Is this something guaranteed by the ISA, or just something we know to be true for common implementations? I'm somewhat afraid of doing this for the generic targets in case this might not be true for some embedded implementation (if it is not an ISA guarantee).

I agree that this is legitimate according to the alignment definitions of atomic loads and stores and the atomicity requirements of the PowerPC ISA. A most excellent improvement indeed.

From the ISA:

Vector storage accesses are not guaranteed to be atomic. The following other types of single-register accesses are always atomic:

byte accesses (all bytes are aligned on byte boundaries);
halfword accesses aligned on halfword boundaries;
word accesses aligned on word boundaries;
doubleword accesses aligned on doubleword boundaries.

The language in the LLVM IR reference indicates that if this is not the case for load atomic or store atomic, the result is undefined. So this is safe.

The easiest way to force a use of the indexed forms of load and store is to use an offset that is out of range of the hardware load/store-immediate instructions. So try an array reference that is more than 65535 bytes away from its base.

(BTW, the doubleword accesses only apply to 64-bit -- I got lazy and didn't provide the parenthetical about that.)

Thank you ! This paragraph of the documentation was indeed what I was
thinking about, when saying that atomicity is not a problem, I should have
made it more explicit. I will try to generate tests for the indexed
versions and add them in.

LGTM.

Regarding the indexed loads/stores, as bill said, you should be able to generate them using a large offset (that won't fit in the immediate), or just using a variable offset.

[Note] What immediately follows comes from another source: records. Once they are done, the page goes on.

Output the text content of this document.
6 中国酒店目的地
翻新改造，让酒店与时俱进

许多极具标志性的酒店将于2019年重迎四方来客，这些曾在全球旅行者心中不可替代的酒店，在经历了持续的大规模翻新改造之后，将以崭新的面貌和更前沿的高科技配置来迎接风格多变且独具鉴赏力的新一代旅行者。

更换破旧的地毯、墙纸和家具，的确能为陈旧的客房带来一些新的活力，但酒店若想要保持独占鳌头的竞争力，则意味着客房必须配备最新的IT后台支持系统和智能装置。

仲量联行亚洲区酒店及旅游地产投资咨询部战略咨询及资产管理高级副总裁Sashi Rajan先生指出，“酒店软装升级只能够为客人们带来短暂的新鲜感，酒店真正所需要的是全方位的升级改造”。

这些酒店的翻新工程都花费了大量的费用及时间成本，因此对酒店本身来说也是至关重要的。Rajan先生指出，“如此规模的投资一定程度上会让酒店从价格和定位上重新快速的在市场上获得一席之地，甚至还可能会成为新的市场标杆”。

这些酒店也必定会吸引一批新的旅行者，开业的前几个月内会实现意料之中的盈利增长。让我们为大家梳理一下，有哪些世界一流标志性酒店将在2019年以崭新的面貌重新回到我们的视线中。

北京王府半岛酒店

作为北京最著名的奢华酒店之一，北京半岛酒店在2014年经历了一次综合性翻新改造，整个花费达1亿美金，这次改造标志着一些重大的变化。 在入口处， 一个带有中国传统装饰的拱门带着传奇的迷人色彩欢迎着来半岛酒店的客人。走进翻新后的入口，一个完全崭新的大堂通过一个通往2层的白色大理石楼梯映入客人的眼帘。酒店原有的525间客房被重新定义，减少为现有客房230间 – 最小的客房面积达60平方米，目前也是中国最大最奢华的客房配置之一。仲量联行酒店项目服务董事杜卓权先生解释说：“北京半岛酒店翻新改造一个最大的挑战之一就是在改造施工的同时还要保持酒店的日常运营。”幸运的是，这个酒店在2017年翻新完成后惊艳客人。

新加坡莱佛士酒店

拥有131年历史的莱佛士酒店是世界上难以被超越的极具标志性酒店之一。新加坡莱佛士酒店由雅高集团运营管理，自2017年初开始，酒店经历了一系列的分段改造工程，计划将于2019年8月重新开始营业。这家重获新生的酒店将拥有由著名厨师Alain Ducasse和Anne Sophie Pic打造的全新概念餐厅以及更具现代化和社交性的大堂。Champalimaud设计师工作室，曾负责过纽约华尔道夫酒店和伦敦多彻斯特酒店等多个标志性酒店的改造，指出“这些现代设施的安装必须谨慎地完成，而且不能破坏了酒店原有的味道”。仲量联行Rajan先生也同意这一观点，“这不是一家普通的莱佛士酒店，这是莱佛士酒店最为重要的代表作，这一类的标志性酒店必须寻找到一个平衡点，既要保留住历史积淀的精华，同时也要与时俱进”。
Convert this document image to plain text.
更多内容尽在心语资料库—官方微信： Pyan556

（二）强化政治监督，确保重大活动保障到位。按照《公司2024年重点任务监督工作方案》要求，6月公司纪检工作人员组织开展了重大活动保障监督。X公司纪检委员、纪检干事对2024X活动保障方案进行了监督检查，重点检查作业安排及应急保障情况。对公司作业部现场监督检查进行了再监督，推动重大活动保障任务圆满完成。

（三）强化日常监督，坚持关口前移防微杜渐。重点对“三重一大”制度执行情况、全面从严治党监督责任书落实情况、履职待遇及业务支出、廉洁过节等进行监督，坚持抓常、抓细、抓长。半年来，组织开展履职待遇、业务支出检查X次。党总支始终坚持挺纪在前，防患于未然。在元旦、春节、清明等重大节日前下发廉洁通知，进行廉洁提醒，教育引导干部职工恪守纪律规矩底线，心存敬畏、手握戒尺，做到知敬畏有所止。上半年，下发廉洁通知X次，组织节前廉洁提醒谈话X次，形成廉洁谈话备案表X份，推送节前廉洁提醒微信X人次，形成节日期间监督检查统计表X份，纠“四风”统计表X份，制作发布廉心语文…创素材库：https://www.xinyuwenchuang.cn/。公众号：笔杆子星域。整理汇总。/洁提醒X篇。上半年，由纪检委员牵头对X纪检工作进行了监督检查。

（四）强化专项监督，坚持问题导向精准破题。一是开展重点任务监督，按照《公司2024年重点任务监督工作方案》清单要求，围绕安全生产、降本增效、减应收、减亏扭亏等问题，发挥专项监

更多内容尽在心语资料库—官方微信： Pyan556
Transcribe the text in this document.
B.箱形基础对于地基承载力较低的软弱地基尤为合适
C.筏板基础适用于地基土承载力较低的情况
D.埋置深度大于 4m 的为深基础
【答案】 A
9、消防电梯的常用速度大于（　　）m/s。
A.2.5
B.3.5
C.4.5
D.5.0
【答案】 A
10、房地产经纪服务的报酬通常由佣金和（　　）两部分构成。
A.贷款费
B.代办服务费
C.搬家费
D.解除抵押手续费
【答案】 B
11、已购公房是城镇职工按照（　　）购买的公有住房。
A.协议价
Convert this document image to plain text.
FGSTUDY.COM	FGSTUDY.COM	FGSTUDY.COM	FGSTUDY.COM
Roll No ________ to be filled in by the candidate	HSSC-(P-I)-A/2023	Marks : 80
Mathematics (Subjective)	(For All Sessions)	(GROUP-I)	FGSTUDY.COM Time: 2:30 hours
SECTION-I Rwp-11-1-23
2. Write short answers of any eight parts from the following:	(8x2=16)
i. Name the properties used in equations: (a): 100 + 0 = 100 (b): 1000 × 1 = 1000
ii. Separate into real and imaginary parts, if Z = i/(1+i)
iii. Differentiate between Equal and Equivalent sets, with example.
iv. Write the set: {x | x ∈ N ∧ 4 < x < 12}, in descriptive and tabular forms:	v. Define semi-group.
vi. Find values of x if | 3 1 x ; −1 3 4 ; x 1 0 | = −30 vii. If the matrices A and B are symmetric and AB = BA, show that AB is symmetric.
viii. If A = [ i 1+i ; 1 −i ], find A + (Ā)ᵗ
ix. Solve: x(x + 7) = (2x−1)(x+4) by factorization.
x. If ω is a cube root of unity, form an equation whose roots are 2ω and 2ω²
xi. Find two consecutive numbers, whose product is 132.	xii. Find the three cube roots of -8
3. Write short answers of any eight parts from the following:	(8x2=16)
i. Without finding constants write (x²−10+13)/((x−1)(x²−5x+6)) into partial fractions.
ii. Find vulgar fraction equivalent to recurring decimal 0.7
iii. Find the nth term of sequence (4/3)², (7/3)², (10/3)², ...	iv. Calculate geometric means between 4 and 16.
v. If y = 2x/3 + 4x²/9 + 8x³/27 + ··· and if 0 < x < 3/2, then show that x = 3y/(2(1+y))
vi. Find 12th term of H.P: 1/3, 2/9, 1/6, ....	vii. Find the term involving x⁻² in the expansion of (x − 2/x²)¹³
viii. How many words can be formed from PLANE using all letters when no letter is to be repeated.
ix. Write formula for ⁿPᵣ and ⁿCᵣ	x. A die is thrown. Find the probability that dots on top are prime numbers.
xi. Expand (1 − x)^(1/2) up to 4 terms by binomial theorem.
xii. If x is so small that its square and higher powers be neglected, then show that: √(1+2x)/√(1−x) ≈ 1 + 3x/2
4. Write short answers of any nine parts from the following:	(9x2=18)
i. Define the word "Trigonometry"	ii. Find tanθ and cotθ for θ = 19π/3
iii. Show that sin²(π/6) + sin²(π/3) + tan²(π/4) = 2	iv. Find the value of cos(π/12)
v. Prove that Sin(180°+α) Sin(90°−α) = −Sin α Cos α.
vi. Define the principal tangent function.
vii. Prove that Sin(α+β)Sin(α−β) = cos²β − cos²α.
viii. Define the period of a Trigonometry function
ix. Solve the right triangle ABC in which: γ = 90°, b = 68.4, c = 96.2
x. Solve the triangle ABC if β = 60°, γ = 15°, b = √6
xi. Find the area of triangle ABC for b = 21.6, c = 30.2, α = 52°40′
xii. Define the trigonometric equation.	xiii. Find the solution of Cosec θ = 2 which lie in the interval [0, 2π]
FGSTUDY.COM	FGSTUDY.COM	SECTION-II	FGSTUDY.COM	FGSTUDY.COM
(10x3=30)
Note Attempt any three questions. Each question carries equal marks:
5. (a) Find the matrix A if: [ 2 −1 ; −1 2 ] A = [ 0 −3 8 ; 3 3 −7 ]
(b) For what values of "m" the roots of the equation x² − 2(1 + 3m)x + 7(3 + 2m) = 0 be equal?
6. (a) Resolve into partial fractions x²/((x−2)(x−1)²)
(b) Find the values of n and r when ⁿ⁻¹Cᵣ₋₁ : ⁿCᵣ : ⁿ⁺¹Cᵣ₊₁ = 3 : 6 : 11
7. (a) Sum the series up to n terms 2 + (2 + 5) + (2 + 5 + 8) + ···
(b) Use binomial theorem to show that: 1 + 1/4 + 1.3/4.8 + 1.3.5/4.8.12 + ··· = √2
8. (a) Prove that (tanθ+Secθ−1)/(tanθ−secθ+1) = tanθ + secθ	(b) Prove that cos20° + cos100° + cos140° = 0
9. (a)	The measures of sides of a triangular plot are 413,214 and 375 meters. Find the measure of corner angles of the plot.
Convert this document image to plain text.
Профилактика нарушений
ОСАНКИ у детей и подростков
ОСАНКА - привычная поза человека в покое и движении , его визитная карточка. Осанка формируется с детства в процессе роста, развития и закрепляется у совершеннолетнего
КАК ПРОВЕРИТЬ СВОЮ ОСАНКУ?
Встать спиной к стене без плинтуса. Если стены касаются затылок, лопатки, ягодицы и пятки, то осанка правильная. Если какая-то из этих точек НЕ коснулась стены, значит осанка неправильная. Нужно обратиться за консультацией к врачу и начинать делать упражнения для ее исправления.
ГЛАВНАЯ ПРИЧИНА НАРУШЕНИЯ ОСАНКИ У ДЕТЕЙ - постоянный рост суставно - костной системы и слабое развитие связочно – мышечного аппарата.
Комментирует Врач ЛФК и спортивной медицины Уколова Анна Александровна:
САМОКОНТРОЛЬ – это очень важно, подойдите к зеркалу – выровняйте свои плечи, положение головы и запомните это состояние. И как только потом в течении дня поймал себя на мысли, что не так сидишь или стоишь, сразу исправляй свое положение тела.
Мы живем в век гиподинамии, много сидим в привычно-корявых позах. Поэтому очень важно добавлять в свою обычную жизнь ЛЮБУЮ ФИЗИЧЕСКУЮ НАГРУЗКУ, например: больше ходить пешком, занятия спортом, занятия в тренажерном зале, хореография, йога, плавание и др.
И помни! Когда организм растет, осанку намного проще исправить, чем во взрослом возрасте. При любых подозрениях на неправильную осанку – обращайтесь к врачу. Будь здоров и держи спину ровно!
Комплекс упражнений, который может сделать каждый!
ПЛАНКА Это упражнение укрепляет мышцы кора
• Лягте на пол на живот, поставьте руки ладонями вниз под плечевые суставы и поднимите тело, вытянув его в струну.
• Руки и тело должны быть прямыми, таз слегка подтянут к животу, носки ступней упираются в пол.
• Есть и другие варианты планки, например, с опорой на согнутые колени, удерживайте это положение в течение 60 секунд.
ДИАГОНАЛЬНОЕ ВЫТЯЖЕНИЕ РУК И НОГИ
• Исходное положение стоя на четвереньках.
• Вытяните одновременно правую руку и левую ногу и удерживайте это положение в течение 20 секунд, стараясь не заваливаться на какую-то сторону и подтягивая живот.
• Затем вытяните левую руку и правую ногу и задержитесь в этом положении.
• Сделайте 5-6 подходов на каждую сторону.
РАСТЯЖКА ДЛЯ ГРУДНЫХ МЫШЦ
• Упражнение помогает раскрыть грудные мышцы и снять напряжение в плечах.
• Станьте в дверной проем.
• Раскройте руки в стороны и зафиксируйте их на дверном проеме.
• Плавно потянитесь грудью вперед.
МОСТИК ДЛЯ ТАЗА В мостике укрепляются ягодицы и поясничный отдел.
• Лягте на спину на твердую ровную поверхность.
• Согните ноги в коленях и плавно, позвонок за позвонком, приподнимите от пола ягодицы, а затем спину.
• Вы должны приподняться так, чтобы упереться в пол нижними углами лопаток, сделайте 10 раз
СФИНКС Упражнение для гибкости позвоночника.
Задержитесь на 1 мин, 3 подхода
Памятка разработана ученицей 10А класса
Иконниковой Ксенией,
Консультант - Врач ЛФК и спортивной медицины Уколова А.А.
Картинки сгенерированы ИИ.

This revision is now accepted and ready to land.Oct 2 2014, 2:52 PM

Add tests for indexed loads/stores

Thanks! Commit whenever you're ready.

test/CodeGen/PowerPC/atomics-indexed.ll
2 ↗	(On Diff #14353)	If at some point you could look at fixing this, that would be great.

Closed by commit rL218922 (authored by @morisset).

Revision Contents

Path

Size

llvm/

trunk/

lib/

Target/

PowerPC/

PPCISelLowering.cpp

8 lines

PPCInstr64Bit.td

6 lines

PPCInstrInfo.td

16 lines

test/

CodeGen/

PowerPC/

11 lines

81 lines

12 lines

3 lines

Diff 14354

llvm/trunk/lib/Target/PowerPC/PPCISelLowering.cpp

This file is larger than 256 KB, so syntax highlighting is disabled by default.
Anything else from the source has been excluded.